Vor acht oder in 100 Jahren
Otto Müller Verlag 2021
Lesung: 22.3., 19 Uhr
Landesbibliothek, Kalchberggasse 2, Joanneumsviertel, 8010 Graz
Anmeldung ist erforderlich: www.landesbibliothek.steiermark.at
Sarah Kuratle
Studium der Germanistik und Philosophie an der Universität Graz. Ihre Liebesgeschichte „Iris“ erschien in Fortsetzungen in den manuskripten. Ihre Gedichte wurden ebendort sowie im wespennest veröffentlicht.

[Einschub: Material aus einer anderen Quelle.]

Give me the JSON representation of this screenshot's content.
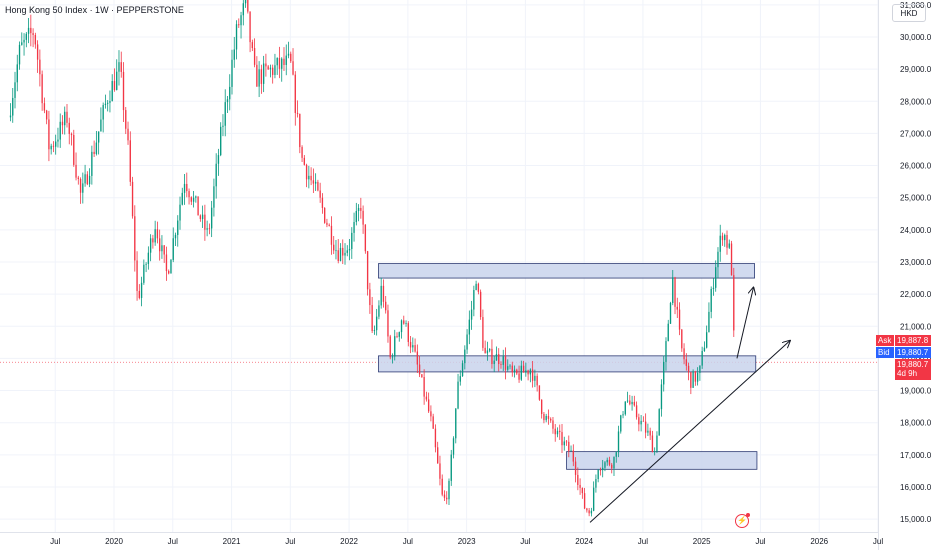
{
  "header": {
    "title": "Hong Kong 50 Index · 1W · PEPPERSTONE",
    "currency": "HKD"
  },
  "price_tags": {
    "ask_label": "Ask",
    "ask_value": "19,887.8",
    "bid_label": "Bid",
    "bid_value": "19,880.7",
    "last_value": "19,880.7",
    "countdown": "4d 9h"
  },
  "colors": {
    "up": "#089981",
    "down": "#f23645",
    "zone_fill": "#c9d3ec",
    "zone_stroke": "#2c3a73",
    "ask": "#f23645",
    "bid": "#2962ff",
    "text": "#131722",
    "grid": "#f0f3fa"
  },
  "chart_data": {
    "type": "candlestick",
    "interval": "1W",
    "symbol": "Hong Kong 50 Index",
    "source": "PEPPERSTONE",
    "y_ticks": [
      15000,
      16000,
      17000,
      18000,
      19000,
      20000,
      21000,
      22000,
      23000,
      24000,
      25000,
      26000,
      27000,
      28000,
      29000,
      30000,
      31000
    ],
    "y_tick_labels": [
      "15,000.0",
      "16,000.0",
      "17,000.0",
      "18,000.0",
      "19,000.0",
      "20,000.0",
      "21,000.0",
      "22,000.0",
      "23,000.0",
      "24,000.0",
      "25,000.0",
      "26,000.0",
      "27,000.0",
      "28,000.0",
      "29,000.0",
      "30,000.0",
      "31,000.0"
    ],
    "x_ticks": [
      2019.5,
      2020.0,
      2020.5,
      2021.0,
      2021.5,
      2022.0,
      2022.5,
      2023.0,
      2023.5,
      2024.0,
      2024.5,
      2025.0,
      2025.5,
      2026.0,
      2026.5
    ],
    "x_tick_labels": [
      "Jul",
      "2020",
      "Jul",
      "2021",
      "Jul",
      "2022",
      "Jul",
      "2023",
      "Jul",
      "2024",
      "Jul",
      "2025",
      "Jul",
      "2026",
      "Jul"
    ],
    "price_path": [
      [
        2019.1,
        27500
      ],
      [
        2019.2,
        29600
      ],
      [
        2019.32,
        30200
      ],
      [
        2019.45,
        26500
      ],
      [
        2019.6,
        27500
      ],
      [
        2019.72,
        25000
      ],
      [
        2019.85,
        26800
      ],
      [
        2019.95,
        28200
      ],
      [
        2020.05,
        29000
      ],
      [
        2020.12,
        26500
      ],
      [
        2020.2,
        21800
      ],
      [
        2020.35,
        24200
      ],
      [
        2020.45,
        22600
      ],
      [
        2020.6,
        25600
      ],
      [
        2020.8,
        23800
      ],
      [
        2020.9,
        26700
      ],
      [
        2021.05,
        30300
      ],
      [
        2021.12,
        31000
      ],
      [
        2021.2,
        28700
      ],
      [
        2021.35,
        29000
      ],
      [
        2021.5,
        29200
      ],
      [
        2021.6,
        26200
      ],
      [
        2021.75,
        24900
      ],
      [
        2021.9,
        23300
      ],
      [
        2022.0,
        23500
      ],
      [
        2022.1,
        24800
      ],
      [
        2022.2,
        20500
      ],
      [
        2022.28,
        22300
      ],
      [
        2022.35,
        20000
      ],
      [
        2022.45,
        21300
      ],
      [
        2022.55,
        20200
      ],
      [
        2022.7,
        18000
      ],
      [
        2022.8,
        15500
      ],
      [
        2022.85,
        16000
      ],
      [
        2022.92,
        19000
      ],
      [
        2023.05,
        21700
      ],
      [
        2023.08,
        22600
      ],
      [
        2023.15,
        20100
      ],
      [
        2023.3,
        20000
      ],
      [
        2023.4,
        19400
      ],
      [
        2023.55,
        19700
      ],
      [
        2023.65,
        18300
      ],
      [
        2023.75,
        17700
      ],
      [
        2023.9,
        17000
      ],
      [
        2024.0,
        15400
      ],
      [
        2024.05,
        15200
      ],
      [
        2024.12,
        16700
      ],
      [
        2024.25,
        16800
      ],
      [
        2024.35,
        18800
      ],
      [
        2024.45,
        18200
      ],
      [
        2024.55,
        17600
      ],
      [
        2024.6,
        17100
      ],
      [
        2024.7,
        20500
      ],
      [
        2024.75,
        22600
      ],
      [
        2024.82,
        20400
      ],
      [
        2024.9,
        19300
      ],
      [
        2024.98,
        19500
      ],
      [
        2025.05,
        21100
      ],
      [
        2025.12,
        23000
      ],
      [
        2025.18,
        24000
      ],
      [
        2025.25,
        23200
      ],
      [
        2025.27,
        21000
      ],
      [
        2025.28,
        19880
      ]
    ],
    "zones": [
      {
        "x_start": 2022.25,
        "x_end": 2025.45,
        "y_low": 22500,
        "y_high": 22950
      },
      {
        "x_start": 2022.25,
        "x_end": 2025.46,
        "y_low": 19580,
        "y_high": 20080
      },
      {
        "x_start": 2023.85,
        "x_end": 2025.47,
        "y_low": 16550,
        "y_high": 17100
      }
    ],
    "trendline": {
      "x1": 2024.05,
      "y1": 14900,
      "x2": 2025.75,
      "y2": 20550
    },
    "projection_arrow": {
      "x1": 2025.3,
      "y1": 20000,
      "x2": 2025.44,
      "y2": 22200
    },
    "last_price": 19880.7,
    "ylim": [
      14600,
      31150
    ],
    "xlim": [
      2019.03,
      2026.5
    ]
  }
}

2022: Shortlist Literaturpreis „Text & Sprache“
2020: Aufenthaltsstipendium in der Fundaziun Nairs, Engadin
2019: Finalistin beim open mike
2019: rotahorn-Literaturpreis
2019: Adalbert-Stifter-Stipendium des Landes Oberösterreich
2017: Startstipendium für Literatur des österreichischen Bundes
2016: Startstipendium für Literatur des österreichischen Bundes
2016: manuskripte-Förderpreis der Stadt Graz
www.sarah-kuratle.com
Textauszug S. 154 f.
Eng kommt es Greta vor, beengend, als Jannis mit seiner Frau zwischen die Leute tritt, Hände schüttelt, Wangen küsst. Als er vor ihr steht, möchte sie den obersten Knopf seines Hemds lösen, den Kragenknopf. Als wäre ein Knopf schuld an allem. Als könnte Jannis nichts sagen, so zugeknöpft, ohne Luft, wie könnte er laufen. Sein mit Käfern bunt bedrucktes Hemd fühlt sich wie ein Panzer an. Hart an ihrer Brust ist seine Brust, als Greta Jannis umarmt. Von allen Glückwünschen trägt sein Hemd keine Falte davon. Wenn er sich von einem zur anderen dreht, anstoßt und nickt, rückt keine Locke von der Stelle, sonst so wild im Wind. Greta steht grau und zerknittert da, in Mutters Kleid, mit Vogelnest am Kopf fällt sie nach ihrer Fahrt durch den Wind erst recht auf in dieser bunten, steifen Schar an Menschen. Was sagte Jannis früher, was er mache, wenn es ihm zu viel, zu viele Leute, dann stelle ich mir vor, ich bin ein Baum, mit Wurzeln weit übers Fleckchen Erde hinaus, dann spüre ich, was es braucht. Licht, Wind und Regen voller Nährstoffe. Dann halte er inne, warte, so lang, wie es halt geht. Und dann, was machst du dann, du bist ja kein Baum, fragte Greta nach, sie waren auf dem Schulweg. Dann laufe ich weg, bis in den Wald, wo die Bäume, viele Blätter Luft zufächern, tröpfeln und in der Sonne blinzeln. Was sagte Jannis, versucht sie sich zu erinnern, was er mache, wenn Greta ihm nachläuft, das darfst du immer, sagte er, die anderen hängen wir ab.